Les Échos, vendredi 18 mars 2011
La communication des autorités françaises sur les accidents nucléaires en cours au Japon s’articule principalement sur l’idée que des événements tout à fait exceptionnels, et totalement improbables en France, en sont à l’origine. Nous n’imaginons guère en effet en France ni de séisme d’amplitude 8,9 ni de tsunami avec des vagues de 15 mètres sur nos côtes. Mais en inférer, comme elles le font, que ce genre d’accident est pour les autres, est pour le moins rapide. Quelle est en effet la séquence qui a provoqué cette série d’accidents dont on ne connaît pas encore l’issue ?
Arrêt automatique d’un réacteur à la suite d’un incident (là, la secousse sismique), comme cela arrive plusieurs fois par an dans le parc français pour bien d’autres raisons. Perte de l’alimentation électrique extérieure de la centrale et donc des pompes de refroidissement, mais qui peut fort bien se produire pour de tout autres raisons en France (sabotage ou chute de ligne haute tension, etc.). Enfin refus de démarrer des diesels de secours (là, submergés par le tsunami, ici, comme à la centrale du Blayais en Gironde, pendant la tempête de 1999) mais qui peut fort bien se produire pour de nombreuses autres raisons. Sans compter qu’on a appris, il y a quelques jours, que dans 8 des réacteurs français des pièces essentielles des diesels de secours, « les coussinets », étaient défectueuses et que dans 34 réacteurs du parc nucléaire français, le système d’injection de secours pouvait ne pas fonctionner avec la précision requise par la sûreté nucléaire. Mais cela s’est arrêté là, sans qu’on semble le moins du monde en tirer les précautions d’urgence à prendre.

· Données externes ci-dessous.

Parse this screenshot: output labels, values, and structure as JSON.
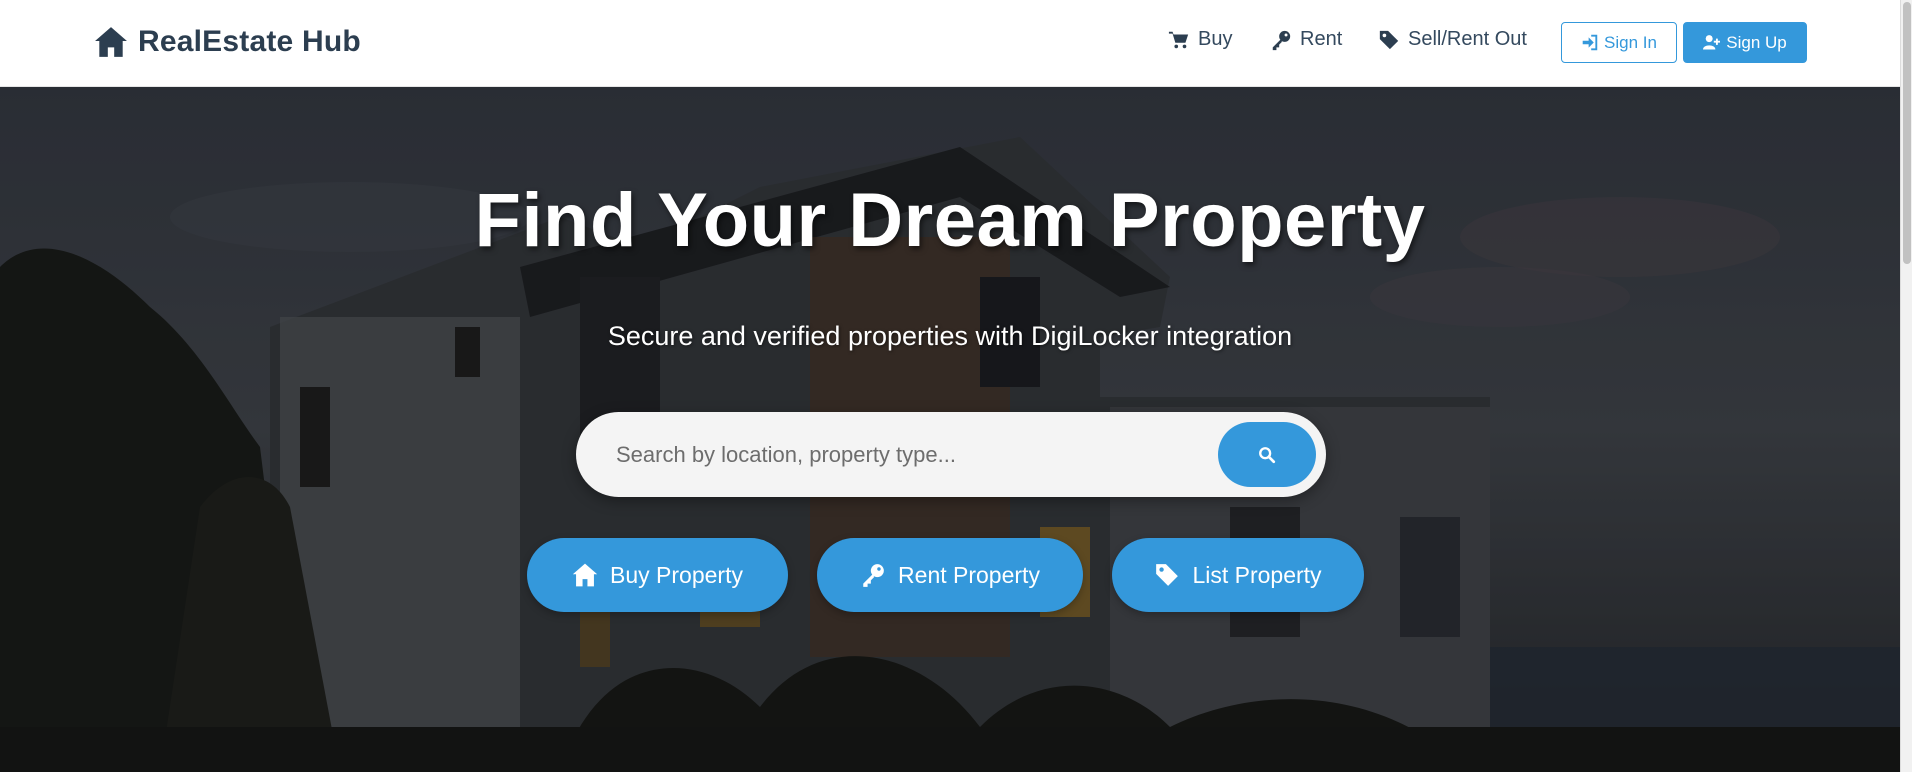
{
  "brand": {
    "name": "RealEstate Hub",
    "icon": "home-icon"
  },
  "nav": {
    "items": [
      {
        "label": "Buy",
        "icon": "cart-icon"
      },
      {
        "label": "Rent",
        "icon": "key-icon"
      },
      {
        "label": "Sell/Rent Out",
        "icon": "tag-icon"
      }
    ],
    "sign_in": "Sign In",
    "sign_up": "Sign Up"
  },
  "hero": {
    "title": "Find Your Dream Property",
    "subtitle": "Secure and verified properties with DigiLocker integration",
    "search": {
      "placeholder": "Search by location, property type...",
      "value": ""
    },
    "buttons": [
      {
        "label": "Buy Property",
        "icon": "home-icon"
      },
      {
        "label": "Rent Property",
        "icon": "key-icon"
      },
      {
        "label": "List Property",
        "icon": "tag-icon"
      }
    ]
  },
  "colors": {
    "accent": "#3498db",
    "brand_text": "#2c3e50",
    "nav_text": "#34495e"
  }
}
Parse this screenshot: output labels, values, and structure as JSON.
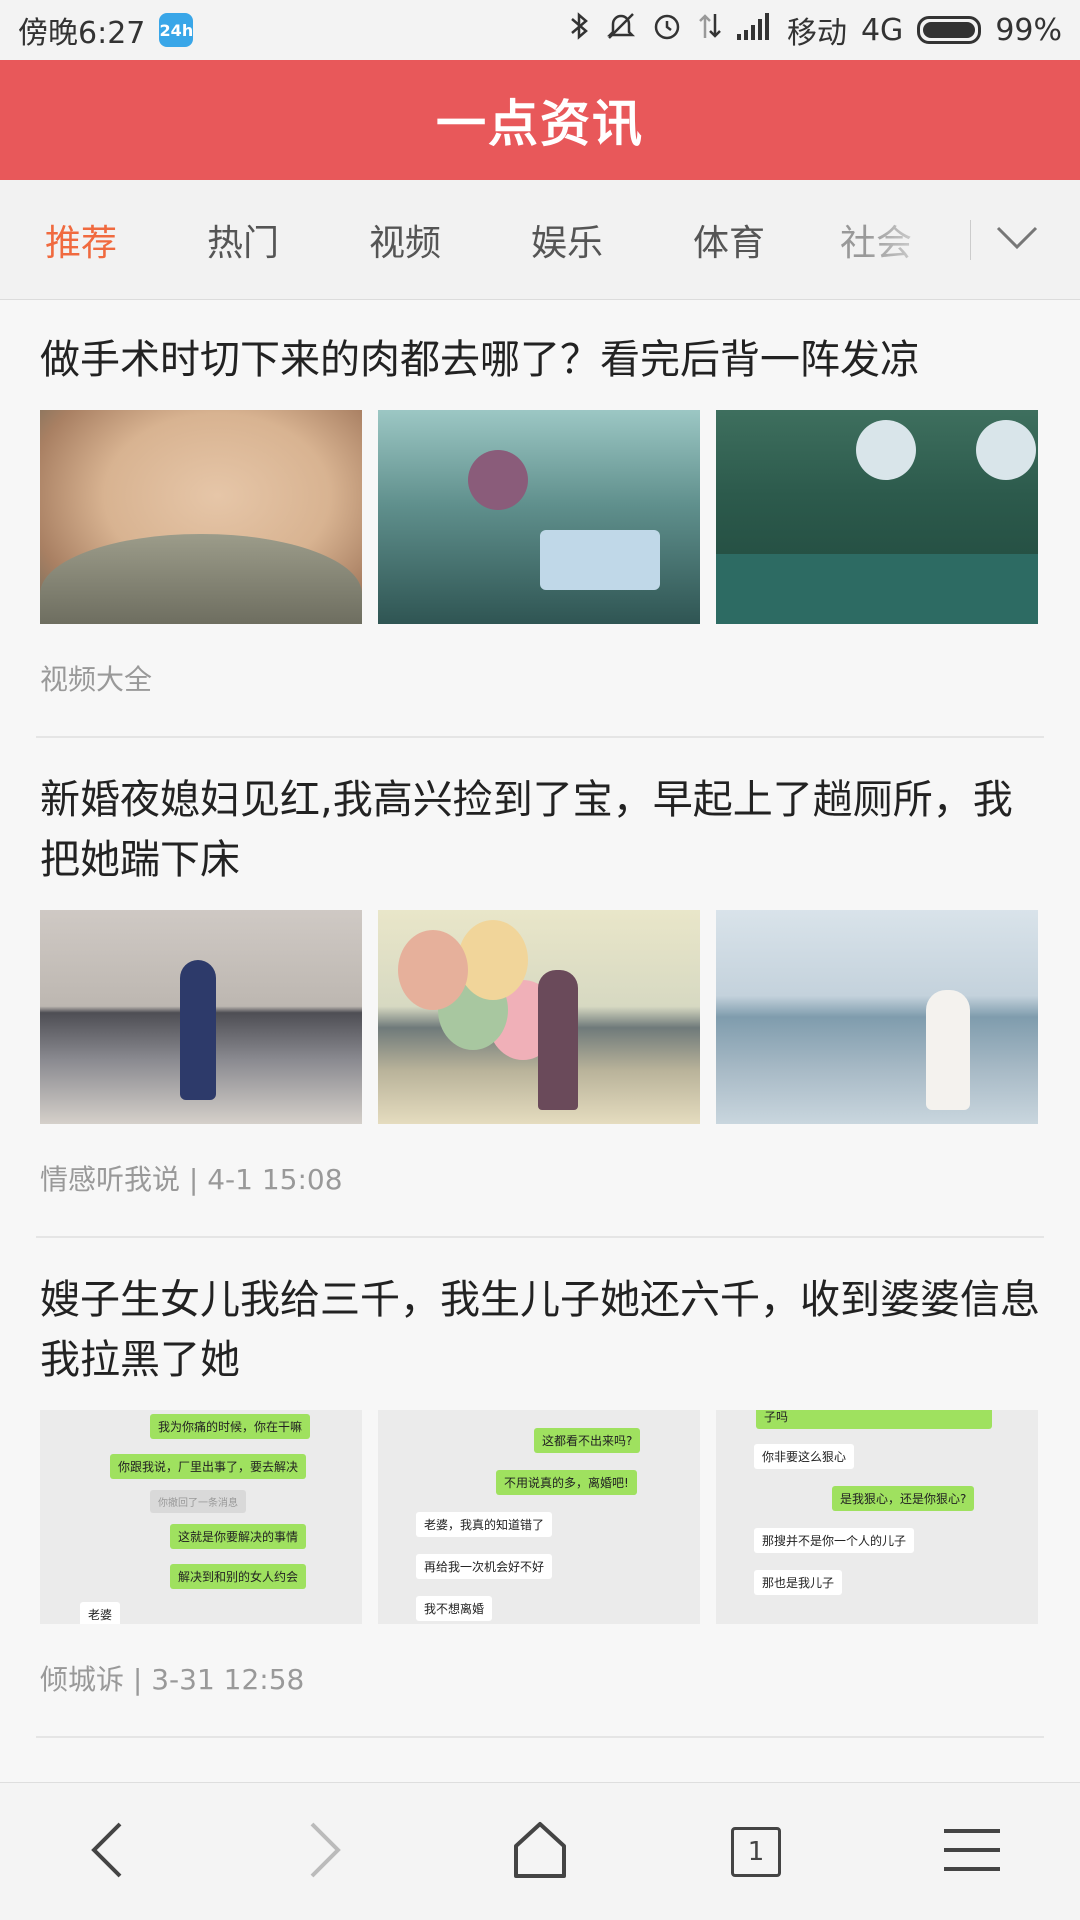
{
  "status_bar": {
    "time": "傍晚6:27",
    "badge": "24h",
    "carrier": "移动",
    "network": "4G",
    "battery": "99%",
    "icons": [
      "bluetooth-icon",
      "mute-icon",
      "alarm-icon",
      "data-transfer-icon",
      "signal-icon",
      "battery-icon"
    ]
  },
  "header": {
    "title": "一点资讯"
  },
  "tabs": {
    "items": [
      "推荐",
      "热门",
      "视频",
      "娱乐",
      "体育",
      "社会"
    ],
    "active_index": 0,
    "active_color": "#f06a3f"
  },
  "articles": [
    {
      "title": "做手术时切下来的肉都去哪了？看完后背一阵发凉",
      "meta": "视频大全",
      "thumbnails": [
        "neck-photo",
        "surgery-photo",
        "operating-room-photo"
      ]
    },
    {
      "title": "新婚夜媳妇见红,我高兴捡到了宝，早起上了趟厕所，我把她踹下床",
      "meta": "情感听我说 | 4-1 15:08",
      "thumbnails": [
        "beach-woman-photo",
        "beach-balloons-photo",
        "sea-woman-photo"
      ]
    },
    {
      "title": "嫂子生女儿我给三千，我生儿子她还六千，收到婆婆信息我拉黑了她",
      "meta": "倾城诉 | 3-31 12:58",
      "thumbnails": [
        "chat-screenshot-1",
        "chat-screenshot-2",
        "chat-screenshot-3"
      ],
      "chat1": [
        "我为你痛的时候，你在干嘛",
        "你跟我说，厂里出事了，要去解决",
        "你撤回了一条消息",
        "这就是你要解决的事情",
        "解决到和别的女人约会",
        "老婆"
      ],
      "chat2": [
        "这都看不出来吗?",
        "不用说真的多，离婚吧!",
        "老婆，我真的知道错了",
        "再给我一次机会好不好",
        "我不想离婚"
      ],
      "chat3": [
        "子吗",
        "你非要这么狠心",
        "是我狠心，还是你狠心?",
        "那搜并不是你一个人的儿子",
        "那也是我儿子"
      ]
    }
  ],
  "bottom_nav": {
    "tab_count": "1",
    "icons": [
      "back-icon",
      "forward-icon",
      "home-icon",
      "tabs-icon",
      "menu-icon"
    ]
  },
  "colors": {
    "brand_red": "#e8585a",
    "accent_orange": "#f06a3f"
  }
}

Enfin, l’affirmation du ministre de l’Industrie selon laquelle « nous », Français, avons pris toutes les précautions, depuis l’origine vis-à-vis des séismes et des inondations (au contraire des Japonais ?), outre qu’elle fait sourire évidemment certains, ne répond évidemment pas aux interrogations précédentes.
Une Autorité de sûreté qui ne s’inquiète pas outre mesure de défauts génériques qui pourraient conduire à des catastrophes, un ministre de l’Industrie qui préfère fermer les yeux et s’abriter derrière l’Autorité de sûreté, une ministre de l’Environnement manifestement entravée par la solidarité gouvernementale. Si on y ajoute un immobilisme et un silence assez assourdissant des responsables des deux grands partis de la majorité et de l’opposition sur cette question de sécurité de leurs concitoyens, on comprend le malaise ressenti par l’homme de la rue.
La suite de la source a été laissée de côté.